I am not a guru! At various times I have embraced most every dysfunction that is described to my reader. A few years back, I was in the midst of an Inspired Work Program listening to someone talk about how she was spending most of her waking hours engaged in work and activities. She talked about hours of daily commuting in awful traffic, she didn’t do work that “mattered” and her personal life wasn’t satisfying. I ran into her a few years later and didn’t recognize her. She was gorgeous and buoyant and told me how she studied an area of work that fascinated her, got a wonderful job in that field near her home, remarried, lost a lot of weight and stopped watching depressing crime series on Television.
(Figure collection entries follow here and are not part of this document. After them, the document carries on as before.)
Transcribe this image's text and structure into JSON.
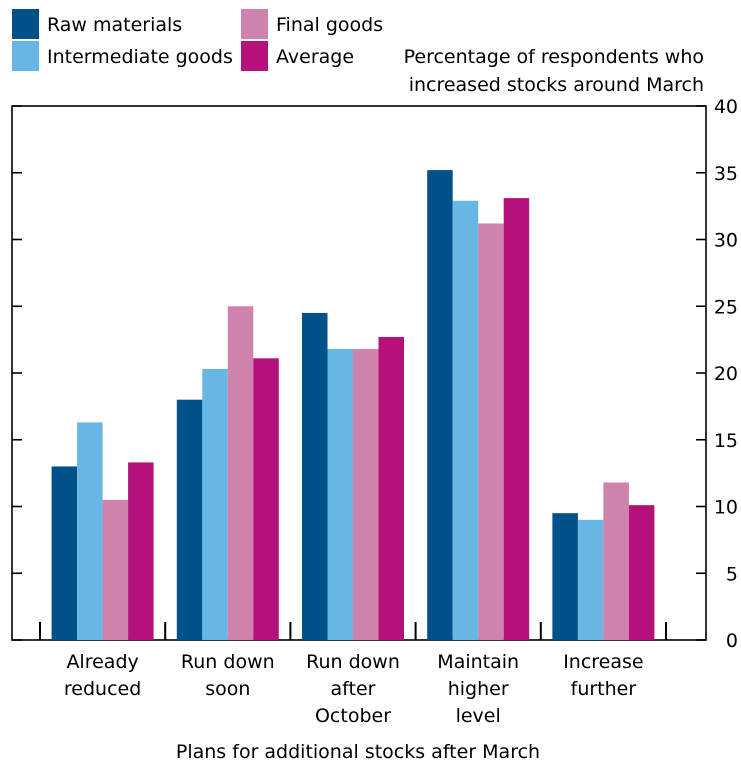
{
  "chart_data": {
    "type": "bar",
    "categories": [
      [
        "Already",
        "reduced"
      ],
      [
        "Run down",
        "soon"
      ],
      [
        "Run down",
        "after",
        "October"
      ],
      [
        "Maintain",
        "higher",
        "level"
      ],
      [
        "Increase",
        "further"
      ]
    ],
    "series": [
      {
        "name": "Raw materials",
        "color": "#00508a",
        "values": [
          13.0,
          18.0,
          24.5,
          35.2,
          9.5
        ]
      },
      {
        "name": "Intermediate goods",
        "color": "#67b6e4",
        "values": [
          16.3,
          20.3,
          21.8,
          32.9,
          9.0
        ]
      },
      {
        "name": "Final goods",
        "color": "#cf82ac",
        "values": [
          10.5,
          25.0,
          21.8,
          31.2,
          11.8
        ]
      },
      {
        "name": "Average",
        "color": "#b5117b",
        "values": [
          13.3,
          21.1,
          22.7,
          33.1,
          10.1
        ]
      }
    ],
    "ylabel": [
      "Percentage of respondents who",
      "increased stocks around March"
    ],
    "xlabel": "Plans for additional stocks after March",
    "ylim": [
      0,
      40
    ],
    "yticks": [
      0,
      5,
      10,
      15,
      20,
      25,
      30,
      35,
      40
    ],
    "yaxis_side": "right",
    "legend_position": "top-left",
    "grid": false
  }
}
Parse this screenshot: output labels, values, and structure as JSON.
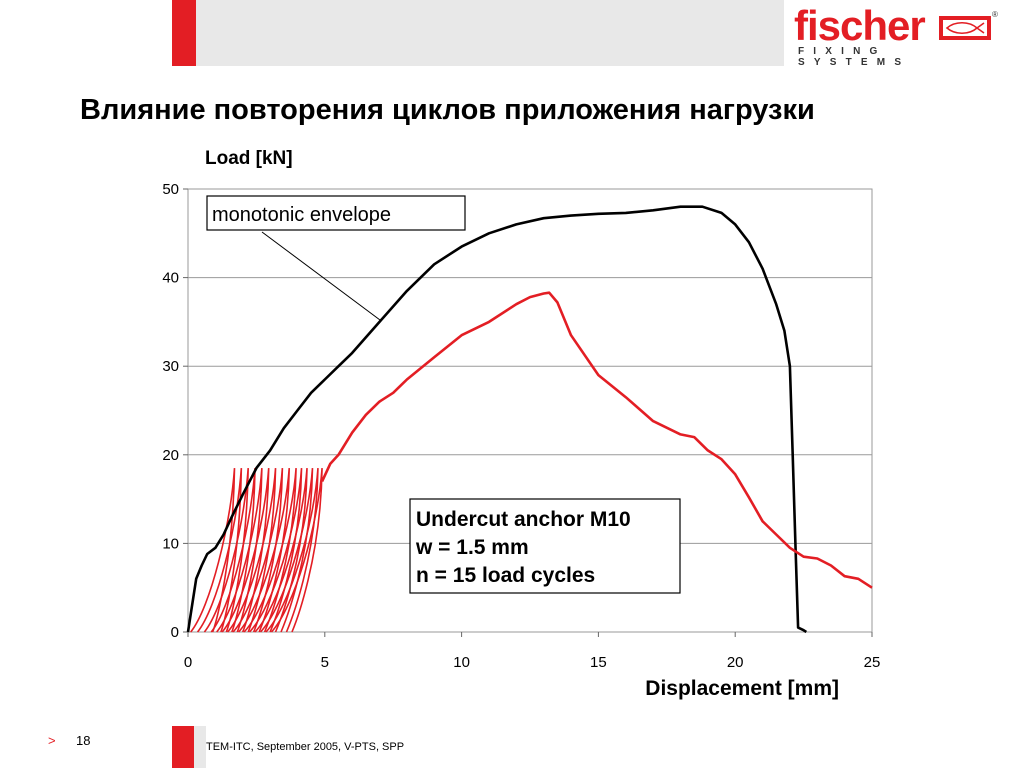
{
  "slide": {
    "title": "Влияние повторения циклов приложения нагрузки",
    "page": "18",
    "footer": "TEM-ITC, September 2005, V-PTS, SPP",
    "nav_marker": ">"
  },
  "brand": {
    "name": "fischer",
    "tagline": "FIXING SYSTEMS",
    "registered": "®",
    "accent": "#e31e24"
  },
  "chart_data": {
    "type": "line",
    "ylabel": "Load [kN]",
    "xlabel": "Displacement [mm]",
    "xlim": [
      0,
      25
    ],
    "ylim": [
      0,
      50
    ],
    "xticks": [
      0,
      5,
      10,
      15,
      20,
      25
    ],
    "yticks": [
      0,
      10,
      20,
      30,
      40,
      50
    ],
    "grid": "horizontal",
    "annotations": [
      {
        "text": "monotonic envelope",
        "x": 10,
        "y": 47
      },
      {
        "lines": [
          "Undercut anchor M10",
          "w = 1.5 mm",
          "n = 15 load cycles"
        ],
        "x": 16.3,
        "y": 12
      }
    ],
    "series": [
      {
        "color": "#000000",
        "points": [
          [
            0,
            0
          ],
          [
            0.1,
            2
          ],
          [
            0.3,
            6
          ],
          [
            0.5,
            7.5
          ],
          [
            0.7,
            8.8
          ],
          [
            1,
            9.5
          ],
          [
            1.3,
            11
          ],
          [
            1.6,
            13
          ],
          [
            2,
            15.5
          ],
          [
            2.5,
            18.5
          ],
          [
            3,
            20.5
          ],
          [
            3.5,
            23
          ],
          [
            4,
            25
          ],
          [
            4.5,
            27
          ],
          [
            5,
            28.5
          ],
          [
            5.5,
            30
          ],
          [
            6,
            31.5
          ],
          [
            7,
            35
          ],
          [
            8,
            38.5
          ],
          [
            9,
            41.5
          ],
          [
            10,
            43.5
          ],
          [
            11,
            45
          ],
          [
            12,
            46
          ],
          [
            13,
            46.7
          ],
          [
            14,
            47
          ],
          [
            15,
            47.2
          ],
          [
            16,
            47.3
          ],
          [
            17,
            47.6
          ],
          [
            18,
            48
          ],
          [
            18.8,
            48
          ],
          [
            19.5,
            47.3
          ],
          [
            20,
            46
          ],
          [
            20.5,
            44
          ],
          [
            21,
            41
          ],
          [
            21.5,
            37
          ],
          [
            21.8,
            34
          ],
          [
            22,
            30
          ],
          [
            22.1,
            20
          ],
          [
            22.2,
            10
          ],
          [
            22.3,
            0.5
          ],
          [
            22.5,
            0.2
          ],
          [
            22.6,
            0
          ]
        ]
      },
      {
        "color": "#e31e24",
        "points": [
          [
            4.9,
            17
          ],
          [
            5.2,
            19
          ],
          [
            5.5,
            20
          ],
          [
            6,
            22.5
          ],
          [
            6.5,
            24.5
          ],
          [
            7,
            26
          ],
          [
            7.5,
            27
          ],
          [
            8,
            28.5
          ],
          [
            9,
            31
          ],
          [
            10,
            33.5
          ],
          [
            11,
            35
          ],
          [
            12,
            37
          ],
          [
            12.5,
            37.8
          ],
          [
            13,
            38.2
          ],
          [
            13.2,
            38.3
          ],
          [
            13.5,
            37.2
          ],
          [
            14,
            33.5
          ],
          [
            15,
            29
          ],
          [
            16,
            26.5
          ],
          [
            17,
            23.8
          ],
          [
            18,
            22.3
          ],
          [
            18.5,
            22
          ],
          [
            19,
            20.5
          ],
          [
            19.5,
            19.5
          ],
          [
            20,
            17.8
          ],
          [
            20.5,
            15.2
          ],
          [
            21,
            12.5
          ],
          [
            21.5,
            11
          ],
          [
            22,
            9.5
          ],
          [
            22.5,
            8.5
          ],
          [
            23,
            8.3
          ],
          [
            23.5,
            7.5
          ],
          [
            24,
            6.3
          ],
          [
            24.5,
            6
          ],
          [
            25,
            5
          ]
        ]
      }
    ],
    "cycles": {
      "color": "#e31e24",
      "count": 15,
      "peak_load": 18.5,
      "start_x": [
        0.1,
        0.35,
        0.6,
        0.85,
        1.05,
        1.25,
        1.45,
        1.65,
        1.85,
        2.05,
        2.25,
        2.45,
        2.65,
        2.85,
        3.05
      ],
      "unload_x": [
        0.9,
        1.2,
        1.4,
        1.6,
        1.8,
        2.0,
        2.2,
        2.4,
        2.6,
        2.8,
        3.0,
        3.2,
        3.4,
        3.6,
        3.8
      ],
      "peak_x": [
        1.7,
        1.95,
        2.2,
        2.45,
        2.7,
        2.95,
        3.2,
        3.45,
        3.7,
        3.95,
        4.15,
        4.35,
        4.55,
        4.75,
        4.9
      ]
    }
  }
}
Moments like that are my greatest highs but driving home, I realized I didn’t like where I lived and how I was using my time. I was in a neighborhood I didn’t like, I was constantly rushing to make sales and feed everyone around me and while I loved my work, my life had somehow fallen victim to becoming too busy to invest in change. I was exhausted much of the time. A couple of years ago, I called that participant and thanked her for inspiring me to change my life. Today, I live at the beach in a neighborhood that is peaceful, beautiful and tranquil. I’m in a wonderful relationship. While I love to drive in a nice car at the beach, I spend far less time trapped in traffic. Right now, I’m looking at the Santa Monica Mountains to my left and the Pacific Ocean to my right. That one conversation gave me the courage to restructure the business as well as my life. Was it uncomfortable to change? Of course. But getting past the “why bothers” and “I don’t have times,” the actions allowed me to take back my time.

 

Life is good and that, my friends and readers, is all that I want for you.